Desert Days pt. 2

The second half of the desert flew by even faster than the first. I mean this both figuratively, because time seemed to speed up, and literally, because I started to hike a lot faster. After my zero in Wrightwood, the soreness I had been experiencing disappeared and the miles came easily. Twenty mile days were now the standard, with many of our days being closer to twenty-five.

A new name for a new life

It was around this time that I acquired my trail name. I’m not sure how the tradition of adopting a silly nickname whilst thru-hiking started, but it definitely makes remembering the names of the many, many people you meet easier. Mine was given to me whilst we were in a car driving to Wrightwood. I was sat on someone’s lap as there were 6 of us and only 5 seats and asked, “why is it always me that ends up having to sit on people when there’s not enough space?” Another hiker responded with, “maybe you should be called Booster Seat.”

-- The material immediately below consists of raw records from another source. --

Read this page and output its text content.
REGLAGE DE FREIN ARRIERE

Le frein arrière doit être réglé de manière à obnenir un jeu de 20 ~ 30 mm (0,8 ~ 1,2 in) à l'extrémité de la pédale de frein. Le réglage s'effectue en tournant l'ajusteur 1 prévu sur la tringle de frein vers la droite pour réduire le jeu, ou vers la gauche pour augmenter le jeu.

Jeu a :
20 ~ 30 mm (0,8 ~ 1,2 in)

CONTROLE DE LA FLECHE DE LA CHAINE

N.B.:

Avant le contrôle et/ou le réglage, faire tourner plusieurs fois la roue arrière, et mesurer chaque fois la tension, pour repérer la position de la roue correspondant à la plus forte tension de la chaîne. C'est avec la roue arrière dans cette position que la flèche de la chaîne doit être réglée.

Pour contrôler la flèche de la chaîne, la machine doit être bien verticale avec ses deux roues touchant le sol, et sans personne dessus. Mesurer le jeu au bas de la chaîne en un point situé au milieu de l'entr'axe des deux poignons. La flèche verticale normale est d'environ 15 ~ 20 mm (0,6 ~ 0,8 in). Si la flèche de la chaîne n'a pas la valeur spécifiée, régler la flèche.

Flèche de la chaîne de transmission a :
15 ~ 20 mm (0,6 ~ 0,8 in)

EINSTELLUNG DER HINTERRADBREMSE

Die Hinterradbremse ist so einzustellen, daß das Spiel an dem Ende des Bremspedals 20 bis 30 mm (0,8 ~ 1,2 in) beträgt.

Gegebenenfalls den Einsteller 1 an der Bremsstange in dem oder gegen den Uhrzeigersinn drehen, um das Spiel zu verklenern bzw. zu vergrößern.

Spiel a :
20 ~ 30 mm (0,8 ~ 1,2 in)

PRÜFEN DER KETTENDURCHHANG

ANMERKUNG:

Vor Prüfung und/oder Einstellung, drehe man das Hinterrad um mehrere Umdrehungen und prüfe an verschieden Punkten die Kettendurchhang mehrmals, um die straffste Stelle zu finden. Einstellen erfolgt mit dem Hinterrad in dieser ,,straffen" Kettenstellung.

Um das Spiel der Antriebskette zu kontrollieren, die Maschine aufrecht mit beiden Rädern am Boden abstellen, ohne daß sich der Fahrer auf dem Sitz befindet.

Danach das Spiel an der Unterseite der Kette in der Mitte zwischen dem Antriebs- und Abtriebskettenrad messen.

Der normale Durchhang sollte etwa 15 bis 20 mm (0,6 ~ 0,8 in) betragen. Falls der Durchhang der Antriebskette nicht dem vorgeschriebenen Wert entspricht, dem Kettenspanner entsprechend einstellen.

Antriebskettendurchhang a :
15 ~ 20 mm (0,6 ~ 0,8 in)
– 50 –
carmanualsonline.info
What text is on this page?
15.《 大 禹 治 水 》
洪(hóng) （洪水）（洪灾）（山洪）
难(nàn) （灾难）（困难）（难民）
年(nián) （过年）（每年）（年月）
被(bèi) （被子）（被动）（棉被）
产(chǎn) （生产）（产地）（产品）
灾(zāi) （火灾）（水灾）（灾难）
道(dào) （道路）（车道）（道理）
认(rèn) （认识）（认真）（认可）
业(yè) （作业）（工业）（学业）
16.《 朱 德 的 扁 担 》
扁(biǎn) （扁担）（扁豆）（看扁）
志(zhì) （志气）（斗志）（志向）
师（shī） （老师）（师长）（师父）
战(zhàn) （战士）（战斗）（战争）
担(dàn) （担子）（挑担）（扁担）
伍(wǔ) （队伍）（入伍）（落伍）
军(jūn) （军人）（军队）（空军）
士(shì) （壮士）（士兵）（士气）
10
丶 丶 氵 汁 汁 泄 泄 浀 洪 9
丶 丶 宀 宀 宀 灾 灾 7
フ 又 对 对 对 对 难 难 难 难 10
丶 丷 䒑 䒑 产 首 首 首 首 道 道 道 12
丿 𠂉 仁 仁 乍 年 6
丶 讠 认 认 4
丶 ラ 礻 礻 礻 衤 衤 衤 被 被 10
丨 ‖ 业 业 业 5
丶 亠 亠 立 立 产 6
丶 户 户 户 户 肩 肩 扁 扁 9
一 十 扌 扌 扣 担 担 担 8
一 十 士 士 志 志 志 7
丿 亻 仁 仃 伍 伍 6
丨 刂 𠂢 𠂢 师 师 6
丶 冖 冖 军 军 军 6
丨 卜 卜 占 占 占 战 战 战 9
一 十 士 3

We laughed about it and I considered it for a while. The name felt a little too long to be introducing myself as, but maybe Booster could work? It felt pretty fitting, both because I’m small and look younger than my age and because I had spent most of the trail so far hiking with people at least a decade older than me, and I often felt like the child of the group at 25. Over the next few days I tested it out, introducing myself to people as Booster and seeing if it felt right. Soon we had friends who had never met me as Sofia, who didn’t even know that was my name, and it became clear that the trail name was sticking.

The LA Aqueduct

Before we knew it we had walked 500 miles and reached Hikertown, the quirky hostel that sits right before the notorious aqueduct section. This is talked about a lot before you get there because it is the only truly flat section on the whole of the PCT. For 10 or so miles the trail follows the LA aqueduct, then another 10 along a flat road.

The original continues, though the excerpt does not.